Die letzten drei Monate habe ich damit verbracht sie zu hassen, dabei habe ich nie in Erwägung gezogen, dass sie vielleicht selbst aufgegeben hatte, damals. Ich sehe sie noch immer vor mir im Foyer der Villa liegen. Wie glänzend ihre Augen waren, als dieser Mann sie auf die Beine zog. Ich dachte immer es war Erleichterung, aber sie war überrascht. Fuck. Ein Teil in mir, hasst sie noch immer aber der andere ... ich weiß nicht.
Sie ist jetzt eine Moreau und nicht mehr die einzige, auf dem Spielfeld. Das kleine rechteckige Bild von diesem kleinen etwas, was zur Hälfte aus mir und zur Hälfte aus ihr bestehen soll, verkompliziert so einiges. Das ist das, was ich immer wollte, um an mein Ziel zu kommen. Aber jetzt fühlt es sich falsch an. Schrecklich, weil es jemanden da draußen gibt, der das gegen mich verwendet und ich weiß nicht wer.

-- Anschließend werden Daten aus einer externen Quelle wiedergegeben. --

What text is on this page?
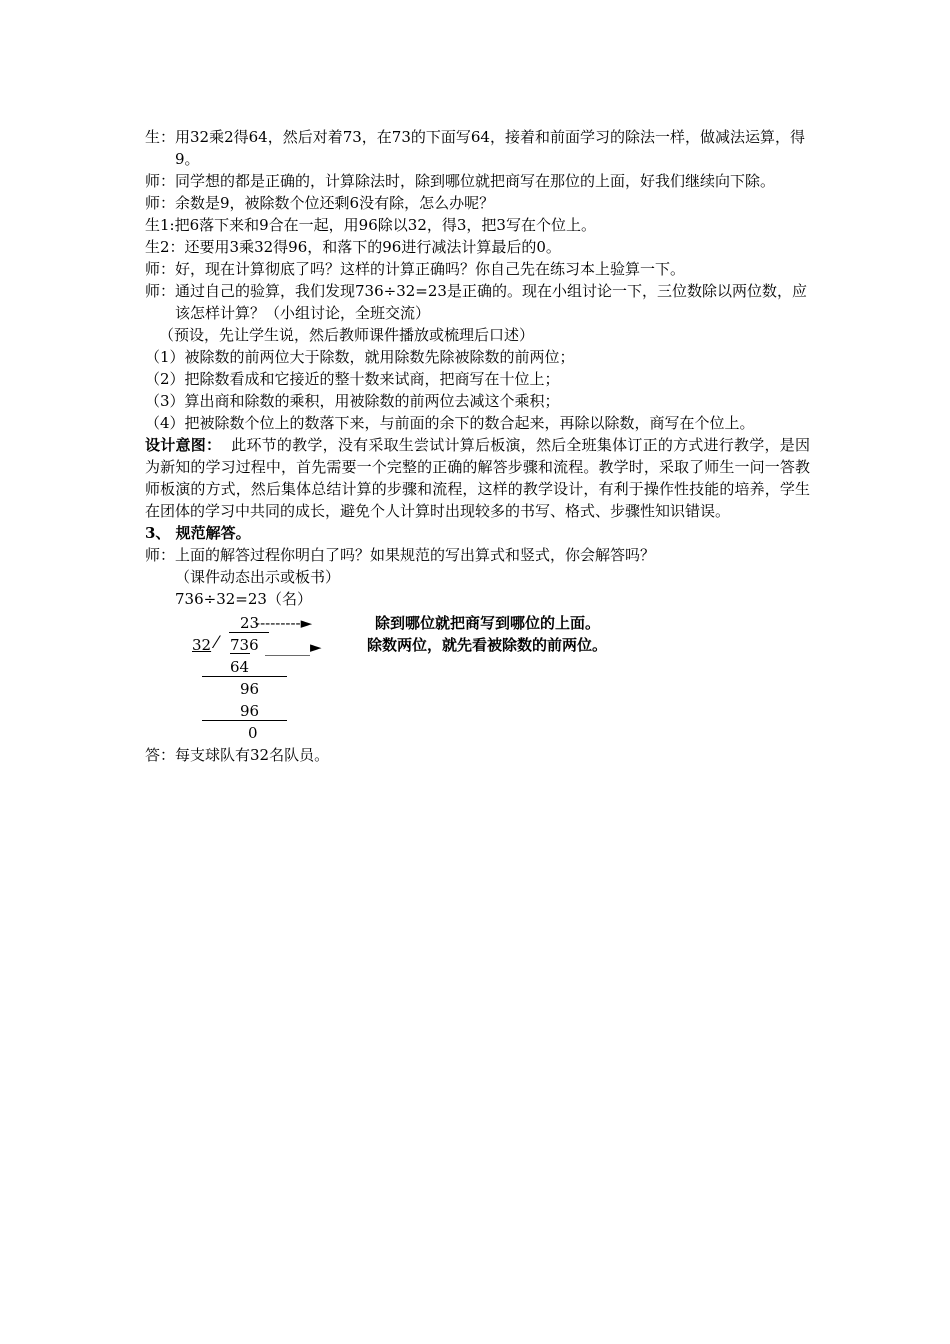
生：用32乘2得64，然后对着73，在73的下面写64，接着和前面学习的除法一样，做减法运算，得9。

师：同学想的都是正确的，计算除法时，除到哪位就把商写在那位的上面，好我们继续向下除。

师：余数是9，被除数个位还剩6没有除，怎么办呢？

生1:把6落下来和9合在一起，用96除以32，得3，把3写在个位上。

生2：还要用3乘32得96，和落下的96进行减法计算最后的0。

师：好，现在计算彻底了吗？这样的计算正确吗？你自己先在练习本上验算一下。

师：通过自己的验算，我们发现736÷32=23是正确的。现在小组讨论一下，三位数除以两位数，应该怎样计算？（小组讨论，全班交流）

（预设，先让学生说，然后教师课件播放或梳理后口述）

（1）被除数的前两位大于除数，就用除数先除被除数的前两位；

（2）把除数看成和它接近的整十数来试商，把商写在十位上；

（3）算出商和除数的乘积，用被除数的前两位去减这个乘积；

（4）把被除数个位上的数落下来，与前面的余下的数合起来，再除以除数，商写在个位上。

设计意图： 此环节的教学，没有采取生尝试计算后板演，然后全班集体订正的方式进行教学，是因为新知的学习过程中，首先需要一个完整的正确的解答步骤和流程。教学时，采取了师生一问一答教师板演的方式，然后集体总结计算的步骤和流程，这样的教学设计，有利于操作性技能的培养，学生在团体的学习中共同的成长，避免个人计算时出现较多的书写、格式、步骤性知识错误。

3、 规范解答。

师：上面的解答过程你明白了吗？如果规范的写出算式和竖式，你会解答吗？

（课件动态出示或板书）

736÷32=23（名）

23
---------►	除到哪位就把商写到哪位的上面。
32 ⁄ 736 ______►	除数两位，就先看被除数的前两位。
64
96
96
0

答：每支球队有32名队员。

Nach meinem Ausraster habe ich alle darauf angesetzt herauszufinden, wer dieser jemand war, der den Umschlag hier abgegeben hat. Es muss doch jemand sein, den ich kenne! Aber bis jetzt, hatte die Suche keinen Erfolg. Es ist, als würde ich nach einem Geist suchen.

Ausatmend lasse ich die Bilder zu Boden rieseln und raufe mir die Haare. Normalerweise wüsste ich was zutun wäre, doch im Moment bin ich so ratlos wie noch nie. Ich wünschte ich hätte eine Spur, nur eine kleine Fährte um mir etwas zusammenzuspinnen, doch da ist nichts... Oder?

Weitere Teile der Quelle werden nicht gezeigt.